Но я видела, что Лимон был настроен иначе. Он поставил дипломат на пол и, глядя на меня похотливыми глазами, направился в мою сторону.

— Ну почему же? Неужели тебе ничего не хочется? — бормотал он, расстегивая ремень на брюках левой рукой, а правой все еще сжимая пистолет. — Многие девушки поначалу ничего не хотят, льют слезы и причитают. Мне приходится их пугать, иную и стукнуть надо, чтобы она пришла в себя. Зато потом они готовы на все, и их не приходится упрашивать, а наоборот, приходится даже сдерживать, такой дьявол на них находит! Похоже, с тобой будет то же самое, куколка!

Я понимала, что пока в его руках оружие, сопротивляться не только бессмысленно, но и опасно.

— Лимон, пистолетик тебе не помешает? — ласково спросила я.

Насильник взглянул на него затуманенным взглядом, но бросить оружие не решился.

— Раздевайся! — приказал он мне и помахал пистолетом перед моим носом.

— Не буду! У нас разве самообслуживание?

Наконец бандит решился и попятился задом, пока не наткнулся на стол. Не отрывая от меня взгляда, он положил пистолет и опять двинулся ко мне. Глаза его лихорадочно блестели.

— Раздевайся! — повторил он.

— И не подумаю! Ты мне омерзителен! — сказала я и улыбнулась.

— Зато ты мне нет!

Бандит приблизился ко мне и начал одной рукой расстегивать сарафан, а другой шарить по моей груди. Я ударила его по рукам.

— Шлюха! — выругался он и вцепился в мои бедра обеими руками.

— У тебя слишком руки короткие, чтобы меня всю обхватить, мандарин несчастный!

Я попыталась вновь оттолкнуть его. Он размахнулся и хотел заехать мне кулаком прямо в глаз, но я увернулась, и Лимон угодил со всей силы в стену. Что–то хрустнуло, и он взвыл от боли.
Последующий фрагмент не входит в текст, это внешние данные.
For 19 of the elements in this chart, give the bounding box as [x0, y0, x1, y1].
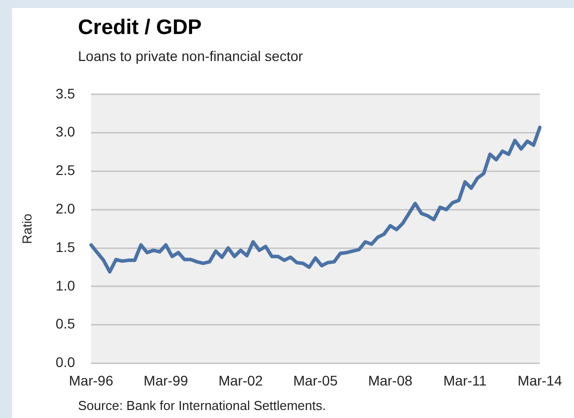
y-tick-label: 2.5	[56, 162, 76, 178]
y-tick-label: 0.5	[56, 316, 76, 332]
x-tick-label: Mar-05	[293, 372, 338, 388]
y-axis-title: Ratio	[19, 214, 34, 244]
x-tick-label: Mar-11	[443, 372, 487, 388]
x-tick-label: Mar-08	[368, 372, 413, 388]
x-tick-label: Mar-96	[68, 372, 114, 388]
y-tick-label: 2.0	[56, 200, 76, 216]
x-tick-label: Mar-02	[218, 372, 264, 388]
x-tick-label: Mar-99	[144, 372, 188, 388]
source-note: Source: Bank for International Settlements.	[78, 398, 326, 413]
chart-title: Credit / GDP	[78, 16, 202, 40]
y-tick-label: 0.0	[56, 354, 76, 370]
y-tick-label: 3.0	[56, 124, 76, 140]
y-tick-label: 3.5	[56, 85, 76, 102]
chart-subtitle: Loans to private non-financial sector	[78, 48, 303, 64]
y-tick-label: 1.0	[56, 277, 76, 294]
x-tick-label: Mar-14	[518, 372, 562, 388]
y-tick-label: 1.5	[56, 238, 76, 255]
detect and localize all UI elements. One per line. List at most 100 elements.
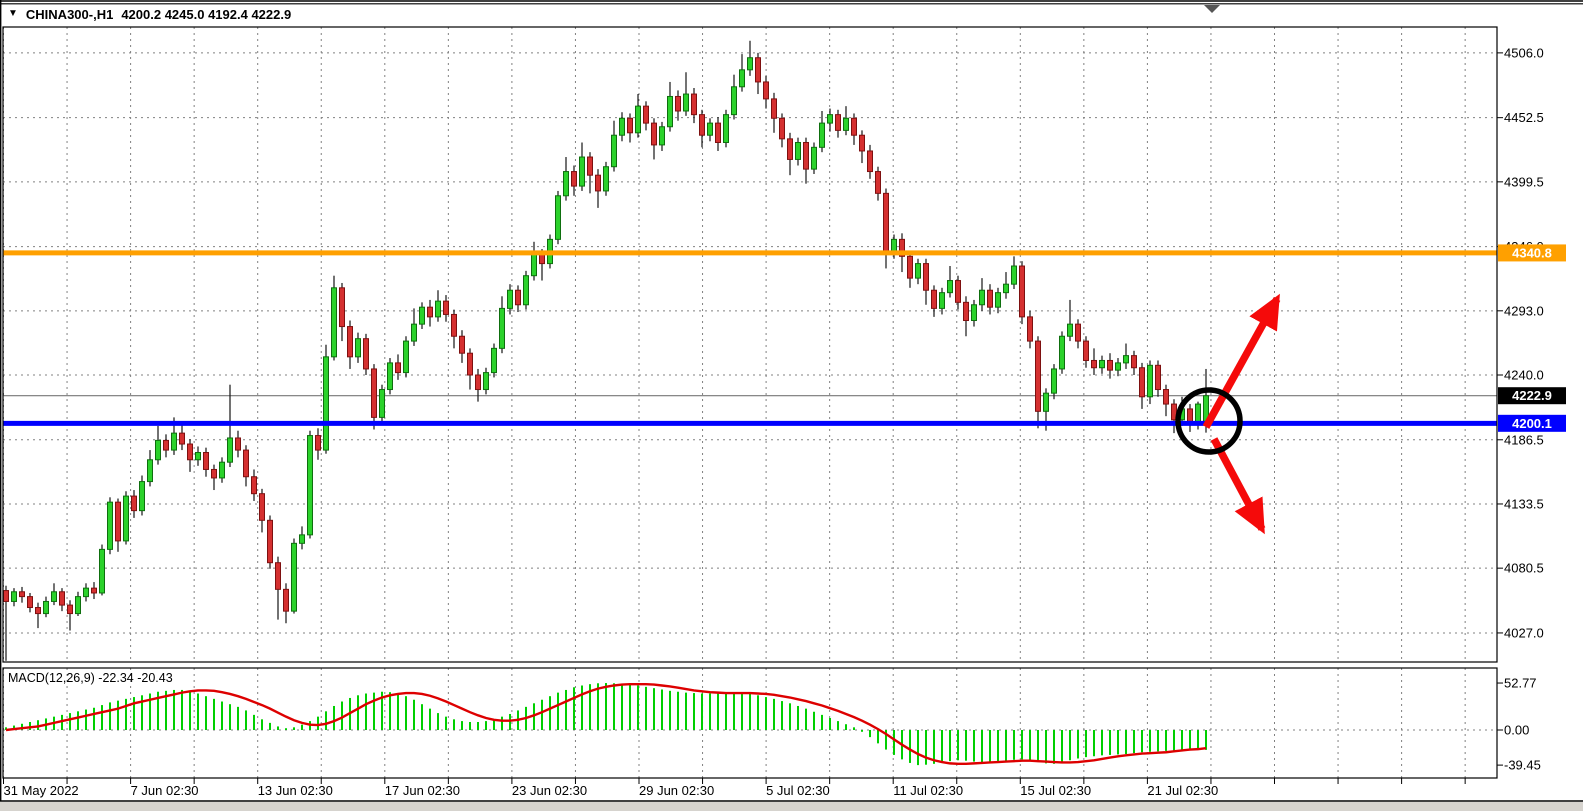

— Сука! Я тебя сейчас удавлю!

Мы начали с ним бороться. Мы боролись молча. Стиснув зубы, я пыталась царапать его лицо, ударить коленкой, сбросить с себя его тело, прикосновение которого вызывало у меня омерзение. Но все мои усилия лишь только раззадоривали Лимона еще сильнее. Мы скатились с ним с кровати на пол, и он опять оказался на мне.

На мгновение мы затихли: я, перестав бороться, пыталась перевести дыхание, а он, прижимая меня к полу, старался раздвинуть мои плотно сведенные колени. Я видела кривую усмешку на его лице. Лимон шумно дышал, в полной уверенности, что теперь, когда я затихла, он легко овладеет мною. Лимон приблизил свое лицо и поцеловал меня в шею. Я судорожно дернула головой и замерла. Лимон укусил меня за плечо. Я никак не прореагировала.

— Ну вот ты и присмирела! — процедил он, тяжело дыша.

Он задрал мне подол сарафана и стал шарить рукой по моим ногам и животу.

Вдруг Лимон на мгновение замер, потом застонал, и его тело несколько раз конвульсивно дернулось. Я поняла, что он полностью созрел. Наш половой акт закончился, так и не успев начаться. Слава богу, изнасилование не состоялось.

Я зажмурила глаза и плотно сжала рот, приказав себе заткнуться. Благоразумнее всего в моем положении сохранять молчание, иначе оскорбленный насильник мог бы заткнуть мне рот навсегда.

Я почувствовала, что горе–самец поднялся с пола, и приоткрыла один глаз: Лимон поправлял рубашку и засовывал ее в брюки. Он слишком распалился, желая меня, поэтому слишком быстро пришел к финишу. Я понимала, что своего поражения он мне не простит, поэтому продолжала лежать на полу.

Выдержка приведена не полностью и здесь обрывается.